Depuis quelques jours des graffitis sont apparus sur les murs autour de la ville mixte, juive et arabe, de Jaffa au centre d’Israël : on peut lire “Les colons, fichez le camp” et “Jaffa n’est pas Hébron”.

Bien que Jaffa soit seulement à un jet de pierre de Tel-Aviv, les résidents arabes disent que leur quartier est devenu le champ de bataille d’une tentative de prise de contrôle par des Juifs extrémistes, que l’on rencontre  en général plutôt dans les colonies de Cisjordanie.

Un petit nombre de Juifs nationalistes religieux, que l’on reconnaît à leur kippas faites au crochet, ont commencé ces derniers mois à s’installer dans le principal quartier arabe de Jaffa, Ajami.

La tension a monté depuis qu’un séminaire spécial a été créé l’an dernier dans le cœur de Ajami pour les jeunes hommes juifs qui combinent l’étude de la Bible et le service dans l’armée israélienne. Beaucoup de ces séminaires, connu comme “yeshivot hesder”, sont situées dans les territoires occupés et ont la réputation d’être des fabriques à extrémistes.

La semaine dernière, les habitants d’Ajami ont encaissé une défaite quand un tribunal israélien a approuvé la vente de quelques uns des rares terrains à bâtir restant disponibles dans le quartier à B’Emuna (en hébreu: «avec la foi»), une entreprise de construction qui se spécialise dans la construction de logements subventionnés pour les familles religieuses , dans la plupart des cas dans les colonies juives de Cisjordanie.

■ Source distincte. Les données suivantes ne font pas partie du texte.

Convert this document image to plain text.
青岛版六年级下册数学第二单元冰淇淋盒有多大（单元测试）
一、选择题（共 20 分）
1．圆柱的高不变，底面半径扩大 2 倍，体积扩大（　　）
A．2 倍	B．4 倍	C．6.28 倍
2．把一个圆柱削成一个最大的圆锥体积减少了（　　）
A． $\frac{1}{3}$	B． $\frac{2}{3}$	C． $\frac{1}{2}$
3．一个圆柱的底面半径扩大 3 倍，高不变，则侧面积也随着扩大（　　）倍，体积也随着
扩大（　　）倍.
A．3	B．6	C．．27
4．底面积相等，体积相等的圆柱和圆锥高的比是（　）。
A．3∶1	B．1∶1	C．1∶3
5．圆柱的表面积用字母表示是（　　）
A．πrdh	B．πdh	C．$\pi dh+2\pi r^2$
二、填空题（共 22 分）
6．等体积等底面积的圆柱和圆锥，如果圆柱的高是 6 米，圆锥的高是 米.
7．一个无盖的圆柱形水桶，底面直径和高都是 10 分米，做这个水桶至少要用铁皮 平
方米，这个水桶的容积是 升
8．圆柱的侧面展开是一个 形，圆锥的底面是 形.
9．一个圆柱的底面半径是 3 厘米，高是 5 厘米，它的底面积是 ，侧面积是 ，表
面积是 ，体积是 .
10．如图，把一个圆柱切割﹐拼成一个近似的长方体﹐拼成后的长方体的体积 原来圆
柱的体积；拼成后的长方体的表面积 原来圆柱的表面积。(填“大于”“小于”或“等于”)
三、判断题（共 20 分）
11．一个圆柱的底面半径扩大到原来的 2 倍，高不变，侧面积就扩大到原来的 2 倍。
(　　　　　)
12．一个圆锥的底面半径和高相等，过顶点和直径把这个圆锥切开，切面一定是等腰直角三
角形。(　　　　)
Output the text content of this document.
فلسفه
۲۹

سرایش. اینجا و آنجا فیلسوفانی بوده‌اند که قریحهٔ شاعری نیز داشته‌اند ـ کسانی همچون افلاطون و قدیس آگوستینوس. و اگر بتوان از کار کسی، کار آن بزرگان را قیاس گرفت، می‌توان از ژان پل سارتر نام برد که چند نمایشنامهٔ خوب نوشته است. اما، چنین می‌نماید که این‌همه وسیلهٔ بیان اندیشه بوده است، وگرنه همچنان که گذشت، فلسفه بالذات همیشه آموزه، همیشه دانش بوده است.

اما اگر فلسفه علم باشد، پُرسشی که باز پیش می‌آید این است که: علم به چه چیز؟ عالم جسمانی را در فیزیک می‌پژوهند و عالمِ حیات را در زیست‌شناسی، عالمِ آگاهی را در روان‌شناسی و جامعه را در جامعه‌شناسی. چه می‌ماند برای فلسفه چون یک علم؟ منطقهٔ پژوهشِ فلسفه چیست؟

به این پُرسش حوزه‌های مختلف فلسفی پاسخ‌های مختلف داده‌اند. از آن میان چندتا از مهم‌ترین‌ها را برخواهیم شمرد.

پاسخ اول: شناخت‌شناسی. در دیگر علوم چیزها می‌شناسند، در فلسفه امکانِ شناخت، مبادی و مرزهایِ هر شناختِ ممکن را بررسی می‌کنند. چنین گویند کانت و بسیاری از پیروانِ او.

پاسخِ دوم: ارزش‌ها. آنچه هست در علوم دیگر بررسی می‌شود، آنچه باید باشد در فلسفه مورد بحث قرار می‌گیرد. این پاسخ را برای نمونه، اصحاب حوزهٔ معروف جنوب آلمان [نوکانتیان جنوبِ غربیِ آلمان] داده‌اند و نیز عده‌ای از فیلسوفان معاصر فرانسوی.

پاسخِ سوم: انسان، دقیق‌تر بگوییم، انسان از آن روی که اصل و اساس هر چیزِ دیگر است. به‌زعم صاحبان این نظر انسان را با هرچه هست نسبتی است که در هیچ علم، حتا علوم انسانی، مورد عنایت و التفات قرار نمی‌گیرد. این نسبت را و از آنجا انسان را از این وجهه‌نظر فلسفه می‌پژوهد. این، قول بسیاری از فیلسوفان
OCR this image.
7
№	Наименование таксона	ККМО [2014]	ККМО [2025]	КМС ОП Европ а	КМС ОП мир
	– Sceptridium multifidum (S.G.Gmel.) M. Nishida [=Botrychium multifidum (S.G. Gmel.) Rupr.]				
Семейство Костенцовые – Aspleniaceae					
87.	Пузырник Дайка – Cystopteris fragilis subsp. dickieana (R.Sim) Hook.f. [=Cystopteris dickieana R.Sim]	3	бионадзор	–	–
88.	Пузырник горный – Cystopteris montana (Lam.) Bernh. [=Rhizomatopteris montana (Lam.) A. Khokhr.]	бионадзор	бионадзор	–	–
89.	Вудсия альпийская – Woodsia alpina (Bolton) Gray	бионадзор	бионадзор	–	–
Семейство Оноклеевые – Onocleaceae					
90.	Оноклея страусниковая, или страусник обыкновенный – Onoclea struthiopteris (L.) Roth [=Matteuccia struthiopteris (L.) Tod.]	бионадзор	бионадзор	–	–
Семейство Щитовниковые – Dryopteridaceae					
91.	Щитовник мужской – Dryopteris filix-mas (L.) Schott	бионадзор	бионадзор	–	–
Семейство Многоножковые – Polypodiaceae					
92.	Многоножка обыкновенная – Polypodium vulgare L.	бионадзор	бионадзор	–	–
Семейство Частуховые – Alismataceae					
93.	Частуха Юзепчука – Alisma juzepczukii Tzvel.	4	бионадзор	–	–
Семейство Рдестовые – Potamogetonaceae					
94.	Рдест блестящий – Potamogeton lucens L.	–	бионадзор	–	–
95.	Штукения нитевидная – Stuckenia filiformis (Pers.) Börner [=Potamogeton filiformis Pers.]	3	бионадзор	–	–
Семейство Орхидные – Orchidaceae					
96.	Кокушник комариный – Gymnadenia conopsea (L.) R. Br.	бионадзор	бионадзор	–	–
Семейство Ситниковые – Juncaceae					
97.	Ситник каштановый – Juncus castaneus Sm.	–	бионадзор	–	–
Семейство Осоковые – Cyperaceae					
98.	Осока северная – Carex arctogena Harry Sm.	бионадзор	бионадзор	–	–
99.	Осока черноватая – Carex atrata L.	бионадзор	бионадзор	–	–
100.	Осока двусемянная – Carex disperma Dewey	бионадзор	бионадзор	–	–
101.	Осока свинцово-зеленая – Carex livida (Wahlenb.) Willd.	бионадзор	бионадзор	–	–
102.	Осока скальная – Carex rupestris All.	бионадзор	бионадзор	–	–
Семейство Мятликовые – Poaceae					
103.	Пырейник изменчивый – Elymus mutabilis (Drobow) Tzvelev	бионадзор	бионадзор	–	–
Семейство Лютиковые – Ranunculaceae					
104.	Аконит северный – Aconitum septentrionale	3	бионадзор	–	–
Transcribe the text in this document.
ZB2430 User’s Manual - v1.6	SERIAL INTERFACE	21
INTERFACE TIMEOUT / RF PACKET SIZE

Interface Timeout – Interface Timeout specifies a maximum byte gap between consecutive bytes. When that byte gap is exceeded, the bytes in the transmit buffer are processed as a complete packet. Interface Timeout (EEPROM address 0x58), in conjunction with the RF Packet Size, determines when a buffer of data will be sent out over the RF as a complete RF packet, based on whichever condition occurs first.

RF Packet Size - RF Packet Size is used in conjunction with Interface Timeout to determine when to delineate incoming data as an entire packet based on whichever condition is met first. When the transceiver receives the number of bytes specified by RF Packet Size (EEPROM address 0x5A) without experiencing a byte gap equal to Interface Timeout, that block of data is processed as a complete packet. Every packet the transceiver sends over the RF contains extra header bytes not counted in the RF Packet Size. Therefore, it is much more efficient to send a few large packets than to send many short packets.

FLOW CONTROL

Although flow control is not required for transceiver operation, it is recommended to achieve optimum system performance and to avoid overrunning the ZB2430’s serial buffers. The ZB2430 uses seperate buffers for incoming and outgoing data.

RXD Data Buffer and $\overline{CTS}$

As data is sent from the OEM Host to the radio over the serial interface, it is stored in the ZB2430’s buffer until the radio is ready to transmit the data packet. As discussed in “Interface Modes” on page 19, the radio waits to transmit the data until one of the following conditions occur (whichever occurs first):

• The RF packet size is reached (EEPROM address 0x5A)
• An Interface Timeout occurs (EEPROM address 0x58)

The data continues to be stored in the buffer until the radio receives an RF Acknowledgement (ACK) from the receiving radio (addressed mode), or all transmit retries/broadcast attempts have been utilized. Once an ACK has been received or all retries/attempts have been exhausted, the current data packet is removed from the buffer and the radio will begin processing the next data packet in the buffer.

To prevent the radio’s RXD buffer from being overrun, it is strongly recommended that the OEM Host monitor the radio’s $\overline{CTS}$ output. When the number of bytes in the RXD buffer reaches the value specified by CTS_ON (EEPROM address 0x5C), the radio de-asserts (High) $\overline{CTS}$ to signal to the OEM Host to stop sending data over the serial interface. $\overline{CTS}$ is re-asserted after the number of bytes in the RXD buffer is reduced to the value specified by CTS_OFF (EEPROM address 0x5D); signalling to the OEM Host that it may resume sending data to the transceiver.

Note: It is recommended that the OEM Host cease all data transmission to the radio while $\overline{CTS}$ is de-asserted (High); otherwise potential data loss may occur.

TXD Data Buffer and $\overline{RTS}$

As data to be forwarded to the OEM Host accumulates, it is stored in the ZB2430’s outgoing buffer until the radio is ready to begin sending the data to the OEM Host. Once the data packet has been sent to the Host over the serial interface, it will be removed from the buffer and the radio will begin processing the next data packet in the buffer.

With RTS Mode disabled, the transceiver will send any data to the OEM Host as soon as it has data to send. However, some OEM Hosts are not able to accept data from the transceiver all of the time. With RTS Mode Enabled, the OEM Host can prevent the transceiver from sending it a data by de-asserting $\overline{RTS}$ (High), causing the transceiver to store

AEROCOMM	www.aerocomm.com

L’Association des droits civils en Israël, la principale organisation de défense des droits de l’homme, qui avait fait appel à la justice au nom des habitants arabes, a qualifié la politique de la compagnie  de “raciste”.
B’Emuna, qui devrait achever une série de 20 appartements dans les mois à venir, demande des autorisations pour la construction d’une nouvelle série de 180 logements, ainsi que d’un second séminaire et d’une synagogue.

Nous n’avons aucun problème à vivre pacifiquement avec des voisins juifs”, a déclaré Omar Siksik, un conseiller municipal de Tel Aviv représentant la population arabe de Jaffa. Mais ces Juifs-là arrivent ici comme des colons. Comme à Hébron, leur politique est de nous affaiblir en tant que population et, éventuellement, nous chasser de nos maisons”, dit-il, se référant à la ville de Al-Khalil (Hébron), en Cisjordanie où une enclave de quelques dizaines de colons, gardés par une garnison militaire omniprésente, perturbe la vie de dizaines de milliers de Palestiniens (voir ICI une vidéo sur les conditions de vie des Palestiniens à Hébron).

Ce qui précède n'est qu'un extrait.